Finding a job can be frustrating for most teens. Of course employers are looking for someone who has at least a bit of experience, but ironically, teens can't get that experience until they get their first job!
If you are a teenager looking for more success in finding a job, remember, there's no magic that will help you suddenly land one, but there are specific things employers look for when hiring a teen. Here are some tips you can apply when looking for a job that will help you secure that elusive first-time employment.
When you pick up the application
When you request an application in person, do so as if you were going to be interviewed at that time. Make a good impression. Some employers do interviews on the spot, so don't get caught unprepared. Don't make the mistake of thinking you'll just pick up the application, bring it back later and not need to worry about the way you look when you pick up the application. Even if you don't have an instant interview, most employers will ask the person who gave you the application their impression of you.
Look presentable when you interview
You don't need to wear a suit and tie or a dress, but your clothes should be clean, pressed, and not too casual. First impressions are very important and whether you think it's right or not, you will be judged by how you dress. Your hair should be clean and combed.
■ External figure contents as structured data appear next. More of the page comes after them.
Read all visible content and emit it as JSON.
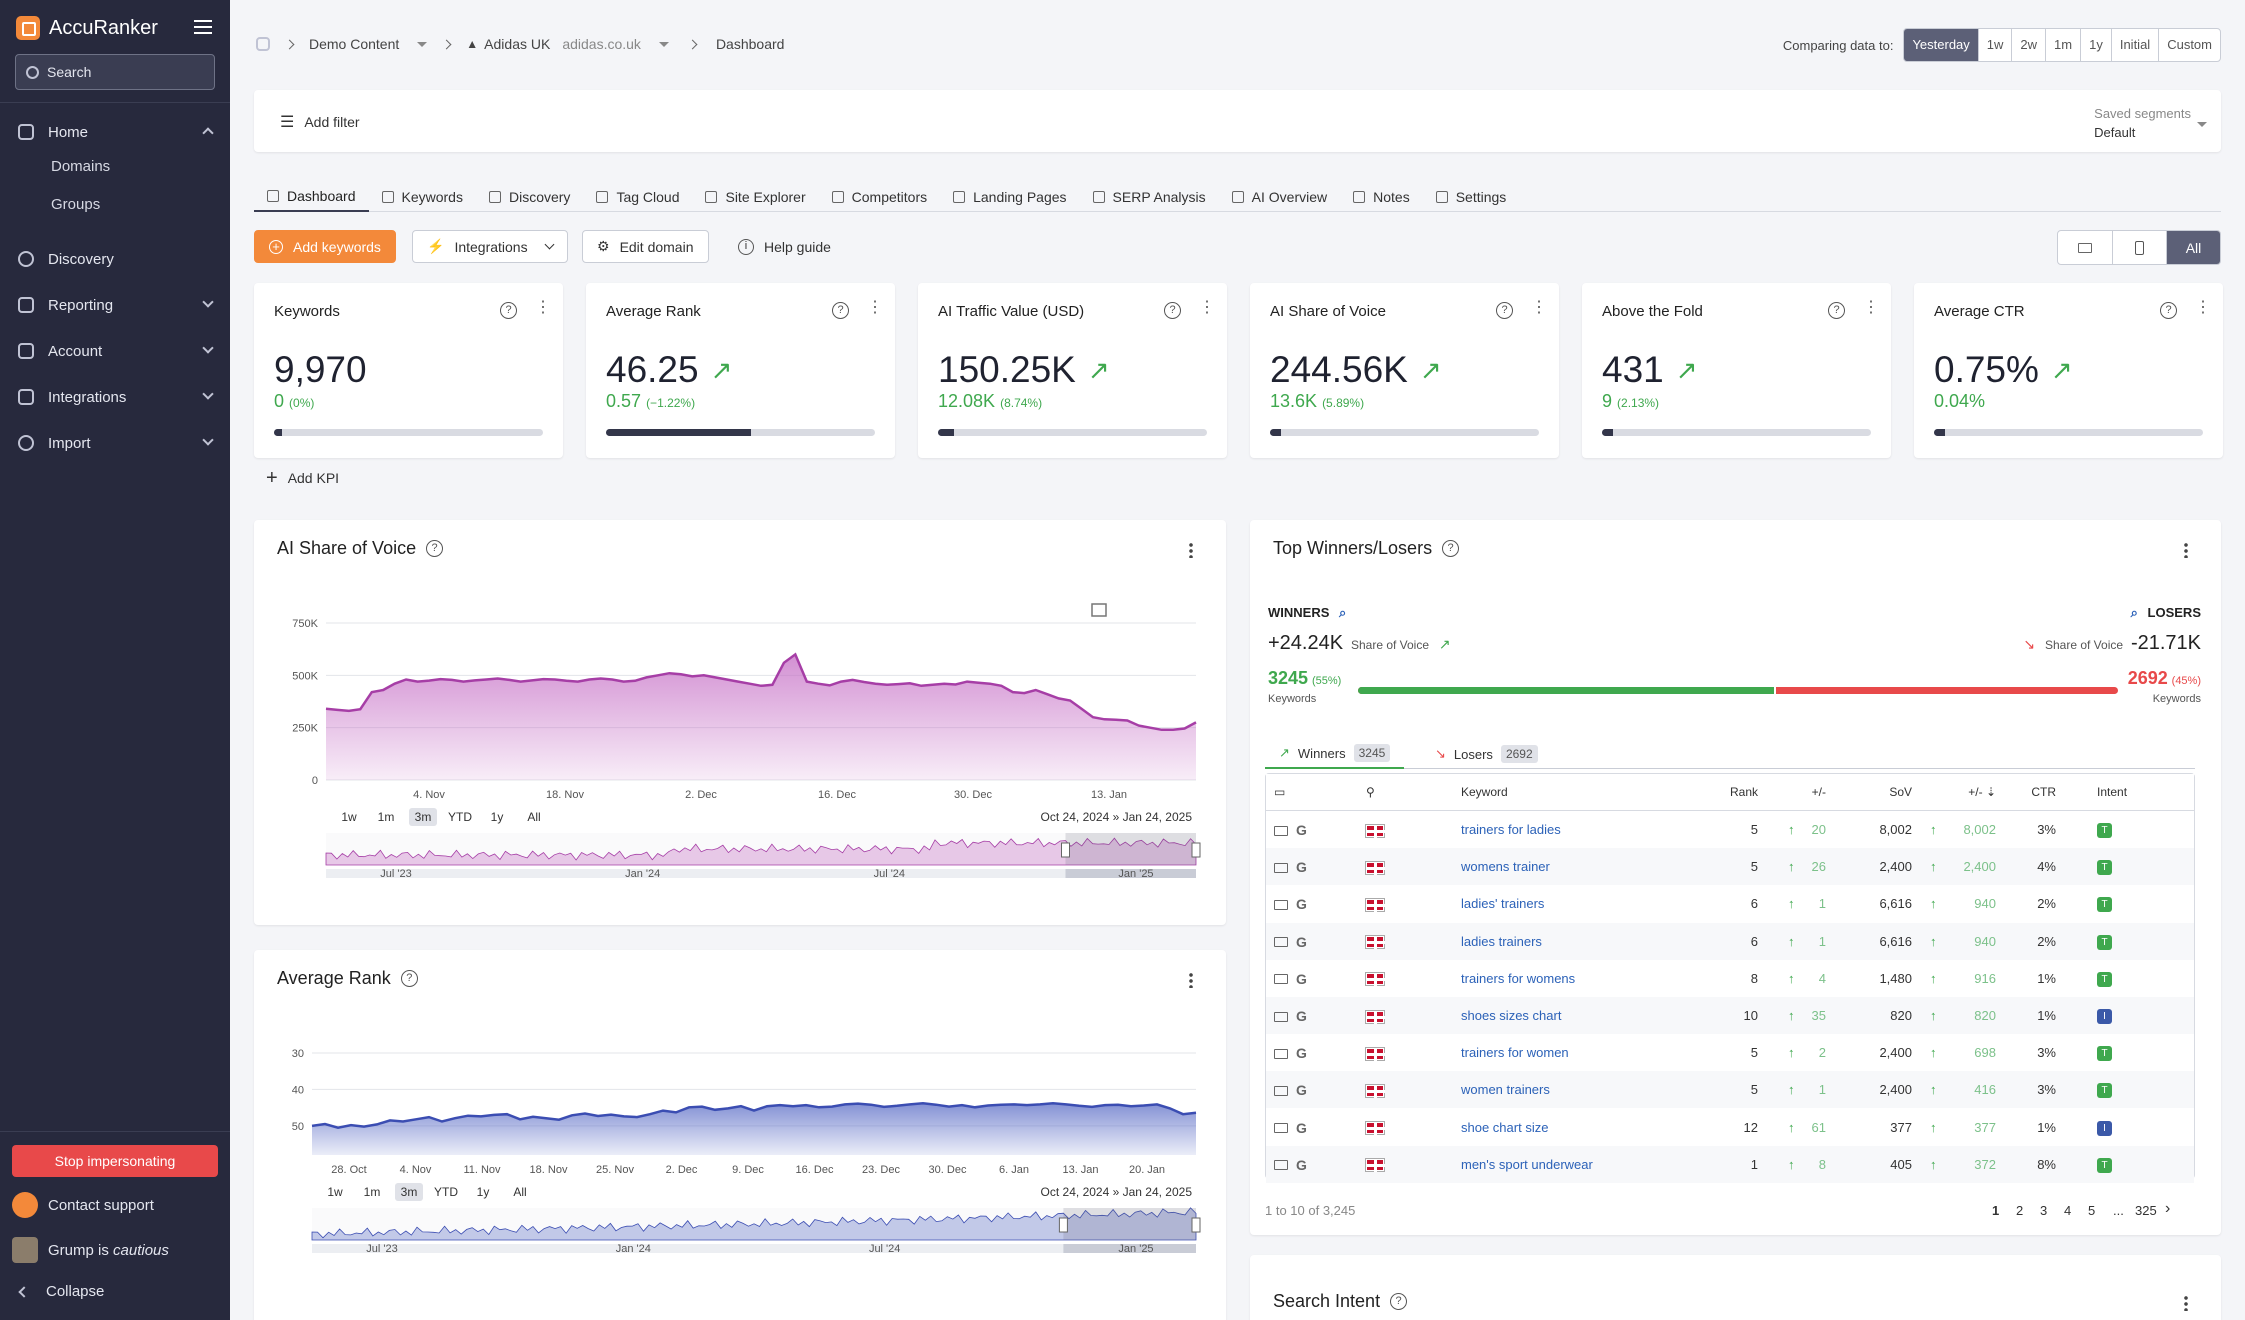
{
  "app": {
    "name": "AccuRanker",
    "search_placeholder": "Search"
  },
  "sidebar": {
    "home": "Home",
    "domains": "Domains",
    "groups": "Groups",
    "discovery": "Discovery",
    "reporting": "Reporting",
    "account": "Account",
    "integrations": "Integrations",
    "import": "Import",
    "stop_impersonating": "Stop impersonating",
    "contact_support": "Contact support",
    "user_status_prefix": "Grump is ",
    "user_status_mood": "cautious",
    "collapse": "Collapse"
  },
  "breadcrumb": {
    "demo": "Demo Content",
    "domain_name": "Adidas UK",
    "domain_url": "adidas.co.uk",
    "page": "Dashboard"
  },
  "compare": {
    "label": "Comparing data to:",
    "options": [
      "Yesterday",
      "1w",
      "2w",
      "1m",
      "1y",
      "Initial",
      "Custom"
    ],
    "active": "Yesterday"
  },
  "filter": {
    "add_label": "Add filter",
    "saved_label": "Saved segments",
    "saved_value": "Default"
  },
  "tabs": [
    "Dashboard",
    "Keywords",
    "Discovery",
    "Tag Cloud",
    "Site Explorer",
    "Competitors",
    "Landing Pages",
    "SERP Analysis",
    "AI Overview",
    "Notes",
    "Settings"
  ],
  "actions": {
    "add_keywords": "Add keywords",
    "integrations": "Integrations",
    "edit_domain": "Edit domain",
    "help_guide": "Help guide",
    "device_all": "All"
  },
  "kpis": [
    {
      "title": "Keywords",
      "value": "9,970",
      "delta": "0",
      "delta_pct": "(0%)",
      "bar": 0.03,
      "trend": false
    },
    {
      "title": "Average Rank",
      "value": "46.25",
      "delta": "0.57",
      "delta_pct": "(−1.22%)",
      "bar": 0.54,
      "trend": true
    },
    {
      "title": "AI Traffic Value (USD)",
      "value": "150.25K",
      "delta": "12.08K",
      "delta_pct": "(8.74%)",
      "bar": 0.06,
      "trend": true
    },
    {
      "title": "AI Share of Voice",
      "value": "244.56K",
      "delta": "13.6K",
      "delta_pct": "(5.89%)",
      "bar": 0.04,
      "trend": true
    },
    {
      "title": "Above the Fold",
      "value": "431",
      "delta": "9",
      "delta_pct": "(2.13%)",
      "bar": 0.04,
      "trend": true
    },
    {
      "title": "Average CTR",
      "value": "0.75%",
      "delta": "0.04%",
      "delta_pct": "",
      "bar": 0.04,
      "trend": true
    }
  ],
  "add_kpi": "Add KPI",
  "sov_card": {
    "title": "AI Share of Voice",
    "range_buttons": [
      "1w",
      "1m",
      "3m",
      "YTD",
      "1y",
      "All"
    ],
    "active_range": "3m",
    "range_from": "Oct 24, 2024",
    "range_sep": "»",
    "range_to": "Jan 24, 2025",
    "nav_labels": [
      "Jul '23",
      "Jan '24",
      "Jul '24",
      "Jan '25"
    ]
  },
  "rank_card": {
    "title": "Average Rank",
    "range_buttons": [
      "1w",
      "1m",
      "3m",
      "YTD",
      "1y",
      "All"
    ],
    "active_range": "3m",
    "range_from": "Oct 24, 2024",
    "range_sep": "»",
    "range_to": "Jan 24, 2025",
    "nav_labels": [
      "Jul '23",
      "Jan '24",
      "Jul '24",
      "Jan '25"
    ]
  },
  "chart_data": [
    {
      "type": "area",
      "title": "AI Share of Voice",
      "ylabel": "",
      "xlabel": "",
      "ylim": [
        0,
        750000
      ],
      "yticks": [
        "0",
        "250K",
        "500K",
        "750K"
      ],
      "yvalues": [
        0,
        250000,
        500000,
        750000
      ],
      "xticks": [
        "4. Nov",
        "18. Nov",
        "2. Dec",
        "16. Dec",
        "30. Dec",
        "13. Jan"
      ],
      "series": [
        {
          "name": "AI Share of Voice",
          "values": [
            340000,
            335000,
            330000,
            338000,
            420000,
            430000,
            460000,
            480000,
            470000,
            475000,
            482000,
            478000,
            470000,
            476000,
            480000,
            485000,
            478000,
            470000,
            476000,
            482000,
            480000,
            474000,
            470000,
            480000,
            485000,
            480000,
            470000,
            474000,
            490000,
            500000,
            510000,
            505000,
            495000,
            500000,
            490000,
            480000,
            470000,
            460000,
            450000,
            455000,
            560000,
            600000,
            470000,
            460000,
            452000,
            470000,
            478000,
            468000,
            460000,
            455000,
            458000,
            462000,
            450000,
            455000,
            460000,
            456000,
            470000,
            465000,
            460000,
            450000,
            420000,
            415000,
            430000,
            410000,
            390000,
            380000,
            340000,
            300000,
            290000,
            288000,
            284000,
            260000,
            250000,
            240000,
            240000,
            246000,
            275000
          ]
        }
      ]
    },
    {
      "type": "area",
      "title": "Average Rank",
      "ylabel": "",
      "xlabel": "",
      "ylim": [
        58,
        30
      ],
      "yticks": [
        "30",
        "40",
        "50"
      ],
      "yvalues": [
        30,
        40,
        50
      ],
      "xticks": [
        "28. Oct",
        "4. Nov",
        "11. Nov",
        "18. Nov",
        "25. Nov",
        "2. Dec",
        "9. Dec",
        "16. Dec",
        "23. Dec",
        "30. Dec",
        "6. Jan",
        "13. Jan",
        "20. Jan"
      ],
      "series": [
        {
          "name": "Average Rank",
          "values": [
            50,
            49.5,
            50.5,
            49.8,
            50.2,
            49.6,
            48.5,
            48.8,
            48.2,
            47.6,
            48.8,
            47.9,
            47.2,
            47.4,
            47.0,
            46.8,
            48.2,
            47.5,
            47.9,
            48.3,
            47.1,
            46.6,
            47.3,
            46.9,
            47.4,
            47.6,
            46.8,
            45.8,
            46.3,
            44.9,
            44.7,
            45.6,
            45.2,
            44.6,
            45.8,
            44.6,
            44.3,
            44.6,
            44.3,
            44.9,
            44.7,
            44.1,
            43.9,
            44.2,
            44.8,
            44.5,
            44.1,
            43.8,
            44.2,
            44.7,
            44.3,
            44.9,
            44.4,
            44.2,
            44.1,
            44.3,
            44.1,
            43.8,
            44.1,
            44.5,
            44.8,
            44.3,
            44.2,
            44.6,
            44.4,
            44.1,
            45.2,
            46.8,
            46.4
          ]
        }
      ]
    }
  ],
  "winners_card": {
    "title": "Top Winners/Losers",
    "winners_label": "WINNERS",
    "losers_label": "LOSERS",
    "winners_sov": "+24.24K",
    "losers_sov": "-21.71K",
    "sov_caption": "Share of Voice",
    "winners_count": "3245",
    "winners_pct": "(55%)",
    "losers_count": "2692",
    "losers_pct": "(45%)",
    "keywords_caption": "Keywords",
    "winners_share": 0.55,
    "tab_winners": "Winners",
    "tab_winners_count": "3245",
    "tab_losers": "Losers",
    "tab_losers_count": "2692",
    "columns": [
      "Keyword",
      "Rank",
      "+/-",
      "SoV",
      "+/-",
      "CTR",
      "Intent"
    ],
    "rows": [
      {
        "keyword": "trainers for ladies",
        "rank": "5",
        "rank_delta": "20",
        "sov": "8,002",
        "sov_delta": "8,002",
        "ctr": "3%",
        "intent": "T"
      },
      {
        "keyword": "womens trainer",
        "rank": "5",
        "rank_delta": "26",
        "sov": "2,400",
        "sov_delta": "2,400",
        "ctr": "4%",
        "intent": "T"
      },
      {
        "keyword": "ladies' trainers",
        "rank": "6",
        "rank_delta": "1",
        "sov": "6,616",
        "sov_delta": "940",
        "ctr": "2%",
        "intent": "T"
      },
      {
        "keyword": "ladies trainers",
        "rank": "6",
        "rank_delta": "1",
        "sov": "6,616",
        "sov_delta": "940",
        "ctr": "2%",
        "intent": "T"
      },
      {
        "keyword": "trainers for womens",
        "rank": "8",
        "rank_delta": "4",
        "sov": "1,480",
        "sov_delta": "916",
        "ctr": "1%",
        "intent": "T"
      },
      {
        "keyword": "shoes sizes chart",
        "rank": "10",
        "rank_delta": "35",
        "sov": "820",
        "sov_delta": "820",
        "ctr": "1%",
        "intent": "I"
      },
      {
        "keyword": "trainers for women",
        "rank": "5",
        "rank_delta": "2",
        "sov": "2,400",
        "sov_delta": "698",
        "ctr": "3%",
        "intent": "T"
      },
      {
        "keyword": "women trainers",
        "rank": "5",
        "rank_delta": "1",
        "sov": "2,400",
        "sov_delta": "416",
        "ctr": "3%",
        "intent": "T"
      },
      {
        "keyword": "shoe chart size",
        "rank": "12",
        "rank_delta": "61",
        "sov": "377",
        "sov_delta": "377",
        "ctr": "1%",
        "intent": "I"
      },
      {
        "keyword": "men's sport underwear",
        "rank": "1",
        "rank_delta": "8",
        "sov": "405",
        "sov_delta": "372",
        "ctr": "8%",
        "intent": "T"
      }
    ],
    "pager_info": "1 to 10 of 3,245",
    "pages": [
      "1",
      "2",
      "3",
      "4",
      "5",
      "...",
      "325"
    ]
  },
  "search_intent_card": {
    "title": "Search Intent"
  },
  "colors": {
    "accent": "#f3893a",
    "sidebar": "#27293d",
    "winner": "#3fa84e",
    "loser": "#e8494a",
    "sov_fill": "#c46bc4",
    "rank_fill": "#5a6cc6"
  }
}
Ladies, don't wear anything too revealing (cleavage and belly should not be showing; if you wear a skirt, it should not be too short). Don't overdo the jewelry or makeup.
Attitude is everything
Wear a smile. Be polite. Shake hands firmly and thank the interviewer for taking the time to meet you. Act like you are interested in actually getting the job. Ask questions about the company. It doesn't hurt to do a little research about the place you wish to work prior to the interview so that you can talk intelligently with the interviewer. In the interview, it is appropriate to ask about pay, but it should not be the first thing you inquire about - be sure to hold off on such questions until the end of the interview.
Bring everything you need with you
When you apply or go to an interview, you should have the following items with you: 1) Social Security card; 2) photo I.D. (driver's license or school I.D.); 3) a list of good references with phone numbers and addresses - this should include adults you have worked with who know your character (teachers, counselors, clergy, scout leaders, etc.); 4) any prior work history with dates and phone numbers, even if this work was voluntary.
Always follow up an interview with a phone call or a visit (during non-busy hours) and thank the employer for the chance to interview and ask if they have made a decision yet. This may sound like pestering, but it is actually a good way to let them know you are really interested in the job. Most potential employers won't interpret this as pushy. This contact should be made two to three days after the interview. In addition, it is appropriate to ask during the interview, "When do you plan on making a decision?"
There will always be more applicants than there are positions for a job, so give yourself every advantage by investing the time to be prepared for your application and interview. Make yourself presentable. Go with all needed documentation. And most importantly, take the right attitude with you, going in knowing your own worth. If you are nervous about applying for a job, ask your parents to role play an interview with you. This will help you anticipate the way a potential employer may question and interact with you. If you will take the time to be prepared, you can go in ready to knock their socks off!